Here, I have avoided doing a transpose. Also the `.-` and `.^` are “fused” into a single loop, resulting in fewer allocations.

You get another factor of two by replacing the line in the loop by

`````` Dist[i]=sum(( @view(Points[order[i], :]) .- newP2) .^ 2)
``````
6 Likes

And instead of using excessive global variables, maybe pass them explicitly to the function.

4 Likes

Some ways to do this are:

``````pairwise2(x::AbstractMatrix, y::AbstractMatrix) = sum(abs2, x; dims=1)' .+ sum(abs2, y; dims=1) .- 2 .* (x'*y)  # written to use columns
Dist ≈ pairwise2(Points[order, :]', newP')

using Distances
Dist ≈ pairwise(SqEuclidean(), Points[order, :], newP; dims=1)  # dims=1 means rows here

using Tullio
Dist ≈ @tullio dist_t[i] := (Points[order[i], k] - newP[k])^2
``````

Times:

``````julia> using BenchmarkTools

julia> @btime for i in eachindex(\$order)
\$Dist[i] = sum((\$Points[\$order[i], :]' - \$newP) .^ 2)
end
min 514.084 μs, mean 577.836 μs (20100 allocations, 1.53 MiB)

julia> @btime pairwise2(\$Points[\$order, :]', \$newP');
min 31.833 μs, mean 64.153 μs (11 allocations, 471.55 KiB)

julia> @btime pairwise(SqEuclidean(), \$Points[\$order, :], \$newP; dims=1)
min 27.459 μs, mean 45.095 μs (7 allocations, 262.02 KiB)

julia> @btime @tullio dist_t[i] := (\$Points[\$order[i], k] - \$newP[k])^2;
min 20.000 μs, mean 24.760 μs (2 allocations, 52.42 KiB)

julia> using LoopVectorization

julia> @btime @tullio dist_t[i] := (\$Points[\$order[i], k] - \$newP[k])^2;
min 13.375 μs, mean 17.343 μs (2 allocations, 52.42 KiB)
``````
7 Likes

@mcabbott Hello Michael,
I am not able to implement the script using Tullio. When I run this code, I get the output as false.

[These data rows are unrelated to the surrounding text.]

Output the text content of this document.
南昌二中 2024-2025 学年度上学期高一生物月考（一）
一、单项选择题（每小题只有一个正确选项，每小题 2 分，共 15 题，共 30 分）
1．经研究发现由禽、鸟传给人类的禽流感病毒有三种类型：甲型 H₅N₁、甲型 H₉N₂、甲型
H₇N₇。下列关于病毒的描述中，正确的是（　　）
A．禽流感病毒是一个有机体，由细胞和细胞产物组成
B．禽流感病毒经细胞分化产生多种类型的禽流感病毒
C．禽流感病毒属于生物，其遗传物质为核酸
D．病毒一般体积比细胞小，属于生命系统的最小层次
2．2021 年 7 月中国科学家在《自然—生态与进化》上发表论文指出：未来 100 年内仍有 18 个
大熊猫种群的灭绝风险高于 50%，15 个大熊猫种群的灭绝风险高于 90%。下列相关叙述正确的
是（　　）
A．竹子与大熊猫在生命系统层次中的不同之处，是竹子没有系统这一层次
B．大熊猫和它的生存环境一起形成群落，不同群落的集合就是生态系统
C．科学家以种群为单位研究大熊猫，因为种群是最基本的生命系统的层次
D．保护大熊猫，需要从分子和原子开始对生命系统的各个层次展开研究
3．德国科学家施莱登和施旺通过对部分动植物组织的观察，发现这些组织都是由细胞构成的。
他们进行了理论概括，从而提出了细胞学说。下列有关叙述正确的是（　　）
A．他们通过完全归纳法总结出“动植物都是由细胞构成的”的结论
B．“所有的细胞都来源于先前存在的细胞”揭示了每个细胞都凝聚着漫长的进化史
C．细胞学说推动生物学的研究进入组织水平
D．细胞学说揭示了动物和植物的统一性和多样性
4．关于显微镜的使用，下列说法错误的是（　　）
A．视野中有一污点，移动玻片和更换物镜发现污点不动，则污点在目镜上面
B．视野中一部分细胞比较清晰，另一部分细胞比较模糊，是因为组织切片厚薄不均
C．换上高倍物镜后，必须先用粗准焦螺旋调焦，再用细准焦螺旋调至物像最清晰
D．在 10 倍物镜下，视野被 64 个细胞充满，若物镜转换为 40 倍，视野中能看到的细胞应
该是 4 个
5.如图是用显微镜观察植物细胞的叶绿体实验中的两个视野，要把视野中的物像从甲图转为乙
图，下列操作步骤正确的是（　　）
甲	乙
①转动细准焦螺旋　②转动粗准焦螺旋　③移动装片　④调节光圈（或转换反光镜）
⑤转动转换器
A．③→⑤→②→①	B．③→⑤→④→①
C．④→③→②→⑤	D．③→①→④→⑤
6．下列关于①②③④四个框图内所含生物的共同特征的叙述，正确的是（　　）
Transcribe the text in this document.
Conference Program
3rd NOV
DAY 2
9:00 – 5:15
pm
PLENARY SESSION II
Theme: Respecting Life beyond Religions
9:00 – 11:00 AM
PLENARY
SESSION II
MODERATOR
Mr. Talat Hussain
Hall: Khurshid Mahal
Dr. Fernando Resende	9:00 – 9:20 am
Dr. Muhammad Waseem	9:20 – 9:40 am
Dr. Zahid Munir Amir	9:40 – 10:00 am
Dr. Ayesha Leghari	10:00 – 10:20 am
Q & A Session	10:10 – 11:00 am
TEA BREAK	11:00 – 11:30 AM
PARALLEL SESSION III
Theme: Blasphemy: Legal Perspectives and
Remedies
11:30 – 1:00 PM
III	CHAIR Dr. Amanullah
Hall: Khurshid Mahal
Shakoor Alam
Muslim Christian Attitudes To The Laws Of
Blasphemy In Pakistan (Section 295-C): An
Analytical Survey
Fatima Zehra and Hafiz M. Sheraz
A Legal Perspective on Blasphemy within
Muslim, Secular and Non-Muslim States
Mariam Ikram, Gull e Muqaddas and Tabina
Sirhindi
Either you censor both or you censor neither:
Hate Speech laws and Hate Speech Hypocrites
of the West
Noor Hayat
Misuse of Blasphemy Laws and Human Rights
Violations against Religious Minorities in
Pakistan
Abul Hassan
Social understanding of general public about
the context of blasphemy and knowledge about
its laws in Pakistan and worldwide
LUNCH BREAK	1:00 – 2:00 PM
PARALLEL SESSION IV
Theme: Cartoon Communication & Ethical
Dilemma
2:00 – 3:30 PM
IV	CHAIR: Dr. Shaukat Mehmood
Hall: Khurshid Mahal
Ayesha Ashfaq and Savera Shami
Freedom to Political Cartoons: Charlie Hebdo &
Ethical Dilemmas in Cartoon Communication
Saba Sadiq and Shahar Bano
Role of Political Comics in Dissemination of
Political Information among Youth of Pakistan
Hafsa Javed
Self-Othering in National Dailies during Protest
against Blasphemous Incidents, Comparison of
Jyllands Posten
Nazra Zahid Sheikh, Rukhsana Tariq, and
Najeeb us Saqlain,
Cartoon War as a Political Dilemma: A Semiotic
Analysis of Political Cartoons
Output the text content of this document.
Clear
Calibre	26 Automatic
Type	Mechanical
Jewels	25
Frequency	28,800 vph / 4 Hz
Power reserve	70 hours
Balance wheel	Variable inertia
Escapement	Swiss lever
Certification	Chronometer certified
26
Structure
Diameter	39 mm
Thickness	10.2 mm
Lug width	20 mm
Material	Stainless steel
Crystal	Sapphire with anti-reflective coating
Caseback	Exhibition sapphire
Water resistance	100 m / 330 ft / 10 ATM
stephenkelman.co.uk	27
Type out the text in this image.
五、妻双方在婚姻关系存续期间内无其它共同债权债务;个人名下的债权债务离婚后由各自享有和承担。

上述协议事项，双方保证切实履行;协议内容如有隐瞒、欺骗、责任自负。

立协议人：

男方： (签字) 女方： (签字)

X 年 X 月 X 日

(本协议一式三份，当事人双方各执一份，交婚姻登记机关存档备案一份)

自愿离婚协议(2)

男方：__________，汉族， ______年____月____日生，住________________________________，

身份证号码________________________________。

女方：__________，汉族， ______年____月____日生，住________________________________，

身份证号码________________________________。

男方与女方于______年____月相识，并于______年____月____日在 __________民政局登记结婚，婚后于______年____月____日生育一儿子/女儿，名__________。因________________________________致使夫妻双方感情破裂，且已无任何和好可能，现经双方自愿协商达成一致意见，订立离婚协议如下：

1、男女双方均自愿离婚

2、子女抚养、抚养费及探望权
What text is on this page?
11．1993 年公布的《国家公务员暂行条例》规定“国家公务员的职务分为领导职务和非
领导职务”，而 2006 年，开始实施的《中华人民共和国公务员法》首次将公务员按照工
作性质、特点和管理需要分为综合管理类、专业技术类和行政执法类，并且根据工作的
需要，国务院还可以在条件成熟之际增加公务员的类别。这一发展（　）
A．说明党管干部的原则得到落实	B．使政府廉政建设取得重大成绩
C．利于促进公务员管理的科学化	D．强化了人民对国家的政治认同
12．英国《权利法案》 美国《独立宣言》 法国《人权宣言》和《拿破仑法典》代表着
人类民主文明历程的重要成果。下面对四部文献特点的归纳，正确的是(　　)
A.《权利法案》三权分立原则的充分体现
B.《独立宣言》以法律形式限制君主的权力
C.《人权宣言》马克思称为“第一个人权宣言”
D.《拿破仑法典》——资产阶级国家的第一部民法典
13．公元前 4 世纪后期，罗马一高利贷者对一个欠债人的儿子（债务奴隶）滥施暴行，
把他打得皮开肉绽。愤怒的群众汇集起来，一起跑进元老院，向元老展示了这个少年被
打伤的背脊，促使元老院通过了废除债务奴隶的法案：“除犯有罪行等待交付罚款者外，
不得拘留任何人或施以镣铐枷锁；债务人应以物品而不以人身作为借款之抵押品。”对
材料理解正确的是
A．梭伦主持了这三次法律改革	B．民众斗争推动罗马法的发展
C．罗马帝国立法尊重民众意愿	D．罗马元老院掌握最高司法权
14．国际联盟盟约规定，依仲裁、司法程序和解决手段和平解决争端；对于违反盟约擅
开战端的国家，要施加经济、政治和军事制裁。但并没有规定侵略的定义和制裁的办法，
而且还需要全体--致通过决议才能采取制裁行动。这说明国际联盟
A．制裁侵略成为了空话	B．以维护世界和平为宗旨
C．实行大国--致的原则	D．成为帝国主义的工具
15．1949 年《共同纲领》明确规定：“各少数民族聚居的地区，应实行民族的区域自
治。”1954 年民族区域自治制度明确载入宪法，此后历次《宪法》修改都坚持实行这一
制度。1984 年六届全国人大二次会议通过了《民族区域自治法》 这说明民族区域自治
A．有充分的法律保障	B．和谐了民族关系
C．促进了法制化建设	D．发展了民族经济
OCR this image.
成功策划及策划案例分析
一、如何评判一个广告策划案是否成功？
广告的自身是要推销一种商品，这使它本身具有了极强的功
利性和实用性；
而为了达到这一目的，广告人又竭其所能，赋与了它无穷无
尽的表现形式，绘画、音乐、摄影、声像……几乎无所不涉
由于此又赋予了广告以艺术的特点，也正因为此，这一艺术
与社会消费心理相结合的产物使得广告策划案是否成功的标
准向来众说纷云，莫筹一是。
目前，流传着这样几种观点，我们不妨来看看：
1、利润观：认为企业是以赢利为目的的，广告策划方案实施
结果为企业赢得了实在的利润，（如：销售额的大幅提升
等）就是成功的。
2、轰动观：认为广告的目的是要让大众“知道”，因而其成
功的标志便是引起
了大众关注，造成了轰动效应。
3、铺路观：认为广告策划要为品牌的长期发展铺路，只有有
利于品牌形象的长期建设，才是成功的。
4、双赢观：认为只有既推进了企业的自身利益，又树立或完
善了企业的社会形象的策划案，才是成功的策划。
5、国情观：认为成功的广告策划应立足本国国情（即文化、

``````Points=rand(Float64, (6700, 3))
newP=[0.2 0.3 0.4]
order=collect(1:6700)
Dist=zeros(size(order,1),1)
using Tullio
Dist ≈ @tullio dist_t[i] := (Points[order[i], k] - newP[k])^2
``````

A few points:

Julia Arrays are column major, so make sure to work along columns, not rows:

``````Points=rand(Float64, (3, 6700))
Points[:, order[i]]
``````

``````Dist = zeros(size(order, 1))
I think you’re testing here whether zero (from two lines up) is approximately equal to a result. My code above ought to return `true` if you have already run yours – it check that each method is getting the same result as your loop wrote into `Dist`.